Sunday 20 October 2013

When a forgotten dream came true

I understand that it is important to have some dreams to guide our life. With dreams we can set our goals, we can consider what we want out of our lives. Dreams are especially important during the transition periods. In case we don't have any dreams, how can we decide how to go ahead?

I am going through all the dreams I've had. Like so many other teenage girls, I wanted to be a Hollywood actress. As soon as I realized this is virtually everyone else's dream, I gave up. When I was in high school, the expression "I have determined I will be an actress" was a cliche. As someone who hates and loathes everything that seem popular, I decided to pursue my dreams into another direction: opera singing.

I was practicing opera singing with one great ambition in my mind: to sing Wagner at Savonlinna Opera Festival. (Believe or not, this is the first time I am admitting the latter part of my dream in public...) When the years passed, I understood that serious singing was a deadly struggle. Unlike pianists or violinists or clarinetists, singers are not allowed to practice many hours a day, which means we must learn a lot in a short amount of time. This never worked for me; in order to learn everything I wanted, I had to push my voice until my vocal cords were (almost) bleeding... Also, with my lyric voice type and tender, girlish appearance, I would never, ever become a Wagnerian soprano.

I have learned how important it is to allow dreams to fade and change. But how about making a forgotten dream a reality?
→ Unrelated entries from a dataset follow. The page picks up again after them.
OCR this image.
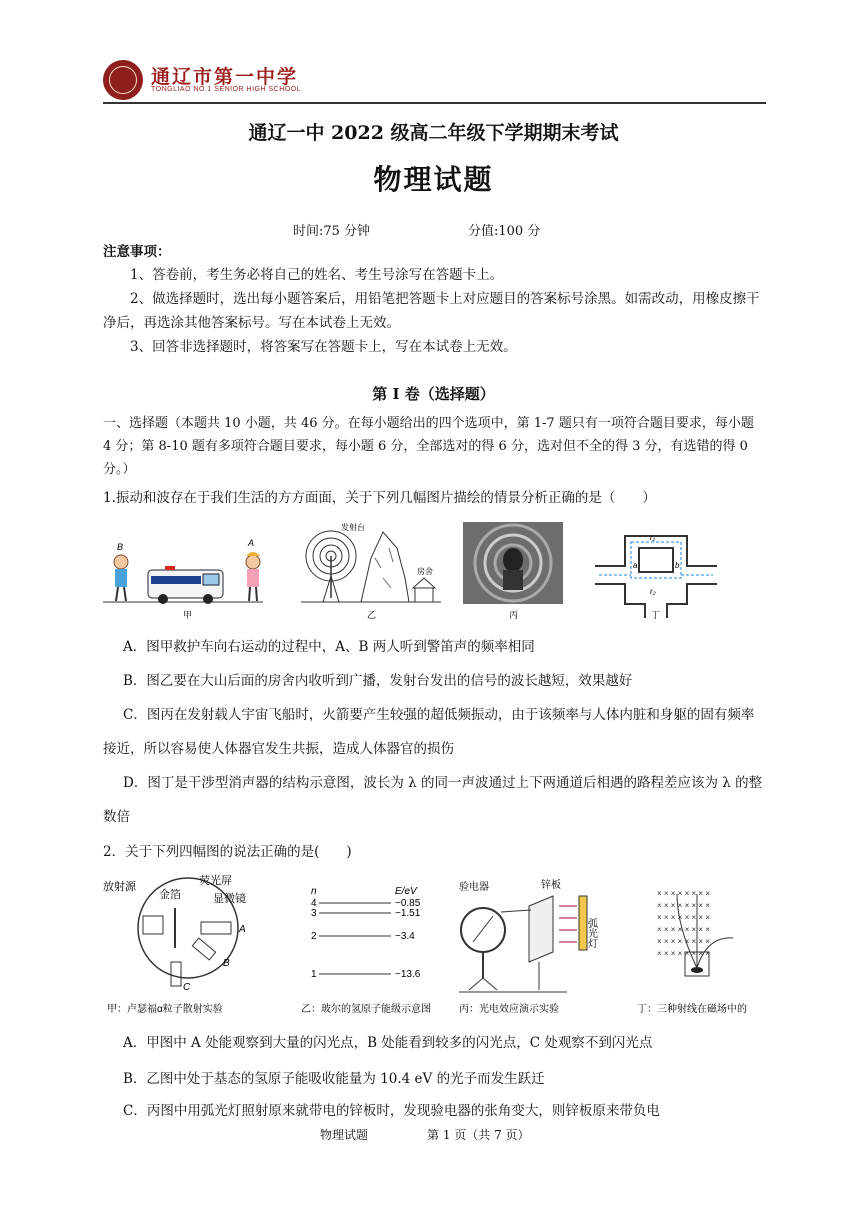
通辽市第一中学
TONGLIAO NO.1 SENIOR HIGH SCHOOL
通辽一中 2022 级高二年级下学期期末考试
物理试题
时间:75 分钟	分值:100 分
注意事项：
1、答卷前，考生务必将自己的姓名、考生号涂写在答题卡上。
2、做选择题时，选出每小题答案后，用铅笔把答题卡上对应题目的答案标号涂黑。如需改动，用橡皮擦干净后，再选涂其他答案标号。写在本试卷上无效。
3、回答非选择题时，将答案写在答题卡上，写在本试卷上无效。
第 I 卷（选择题）
一、选择题（本题共 10 小题，共 46 分。在每小题给出的四个选项中，第 1-7 题只有一项符合题目要求，每小题 4 分；第 8-10 题有多项符合题目要求，每小题 6 分，全部选对的得 6 分，选对但不全的得 3 分，有选错的得 0 分。）
1.振动和波存在于我们生活的方方面面，关于下列几幅图片描绘的情景分析正确的是（　　）
B	A
甲
发射台
房舍
乙	丙
r₁
a	b
r₂
丁
A．图甲救护车向右运动的过程中，A、B 两人听到警笛声的频率相同
B．图乙要在大山后面的房舍内收听到广播，发射台发出的信号的波长越短，效果越好
C．图丙在发射载人宇宙飞船时，火箭要产生较强的超低频振动，由于该频率与人体内脏和身躯的固有频率接近，所以容易使人体器官发生共振，造成人体器官的损伤
D．图丁是干涉型消声器的结构示意图，波长为 λ 的同一声波通过上下两通道后相遇的路程差应该为 λ 的整数倍
2．关于下列四幅图的说法正确的是(　　)
放射源
金箔
荧光屏
显微镜
A
B
C
甲：卢瑟福α粒子散射实验
n	E/eV
4
3
2
1
−0.85
−1.51
−3.4
−13.6
乙：玻尔的氢原子能级示意图
验电器	锌板
弧光灯
丙：光电效应演示实验
× × × × × × × ×
× × × × × × × ×
× × × × × × × ×
× × × × × × × ×
× × × × × × × ×
× × × × × × × ×
丁：三种射线在磁场中的
A．甲图中 A 处能观察到大量的闪光点，B 处能看到较多的闪光点，C 处观察不到闪光点
B．乙图中处于基态的氢原子能吸收能量为 10.4 eV 的光子而发生跃迁
C．丙图中用弧光灯照射原来就带电的锌板时，发现验电器的张角变大，则锌板原来带负电
物理试题	第 1 页（共 7 页）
When I was a child, I used to admire many war heroes, among them the renowned English admiral Lord Horatio Nelson. (Sorry, at those days I never thought that in reality, there are no war heroes, just villains of different degrees.) I remember spending hours and hours reading about his battles, his ships, his tactics, his infamous love affair... Obviously, I had an enormous dream to visit Nelson's most famous ship, H.M.S. Victory in Portsmouth. Yet, the dream shortly faded and got buried under my bigger and more prominent dreams.

We travel ten years ahead in time. I have lived in the United Kingdom for six years; four years in Glasgow and two in London. Studying abroad was my dream when I was a child and I suddenly realized this long-forgotten dream had come true... So I decided to go ahead and make another forgotten dream a reality: me and my best friend in London bought train tickets to Portsmouth and the first attraction to see was, of course, H.M.S. Victory.
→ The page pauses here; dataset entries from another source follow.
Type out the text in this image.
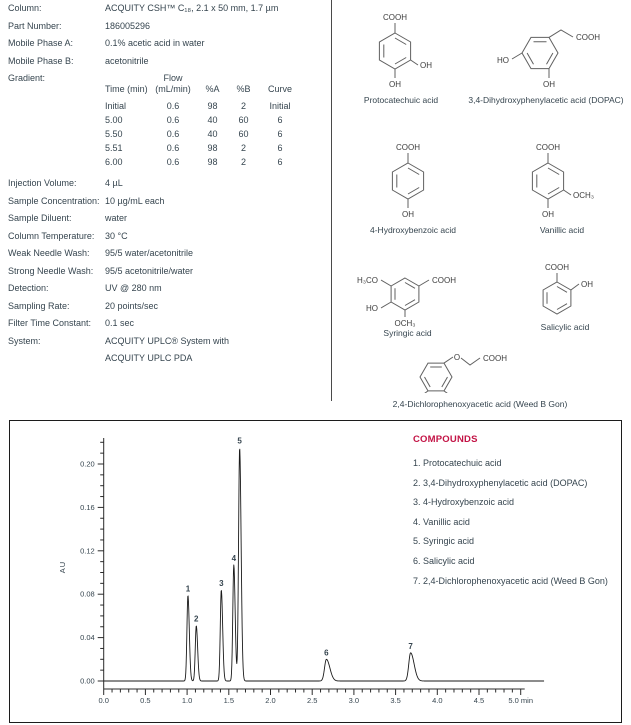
Column:	ACQUITY CSH™ C₁₈, 2.1 x 50 mm, 1.7 µm
Part Number:	186005296
Mobile Phase A:	0.1% acetic acid in water
Mobile Phase B:	acetonitrile
Gradient:
Time (min)	Flow (mL/min)	%A	%B	Curve
Initial	0.6	98	2	Initial
5.00	0.6	40	60	6
5.50	0.6	40	60	6
5.51	0.6	98	2	6
6.00	0.6	98	2	6
Injection Volume:	4 µL
Sample Concentration: 10 µg/mL each
Sample Diluent:	water
Column Temperature:	30 °C
Weak Needle Wash:	95/5 water/acetonitrile
Strong Needle Wash:	95/5 acetonitrile/water
Detection:	UV @ 280 nm
Sampling Rate:	20 points/sec
Filter Time Constant:	0.1 sec
System:	ACQUITY UPLC® System with
ACQUITY UPLC PDA
COOH
OH
OH
Protocatechuic acid
COOH
HO
OH
3,4-Dihydroxyphenylacetic acid (DOPAC)
COOH
OH
4-Hydroxybenzoic acid
COOH
OCH₃
OH
Vanillic acid
H₃CO	COOH
HO
OCH₃
Syringic acid
COOH
OH
Salicylic acid
O	COOH
2,4-Dichlorophenoxyacetic acid (Weed B Gon)
0.0	0.5	1.0	1.5	2.0	2.5	3.0	3.5	4.0	4.5	5.0 min
0.00
0.04
0.08
0.12
0.16
0.20
AU
1
2
3
4
5
6
7
COMPOUNDS
1. Protocatechuic acid
2. 3,4-Dihydroxyphenylacetic acid (DOPAC)
3. 4-Hydroxybenzoic acid
4. Vanillic acid
5. Syringic acid
6. Salicylic acid
7. 2,4-Dichlorophenoxyacetic acid (Weed B Gon)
Often I think dreams never come true. But just a quick look at the picture above will always serve as a reminder for me to follow my dreams, even those that seem lost or forgotten.


Thursday 17 October 2013

It's been almost two months since I submitted my second master's dissertation. I still can't believe I'm not going to attend university again this year. Sounds pretty normal? Well, not for me. I can't describe how much I miss my struggle with post-structuralism or latent class variables! I miss the long days in the libraries, the hours of despair with some post-modernist and rather pseudoscientific articles, and even the last-minute attempts to formulate a short but sensible titles for all my numerous assignments.

Here I am going to write about my experiences regarding my current transition from an "eternal student" to a "normal", productive citizen. This is to share my encounter with this radical change. Or actually, we are not talking about only one "change" but rather a series of transitions and transformations. The first is right behind the corner, but I'll return to it in a couple of weeks.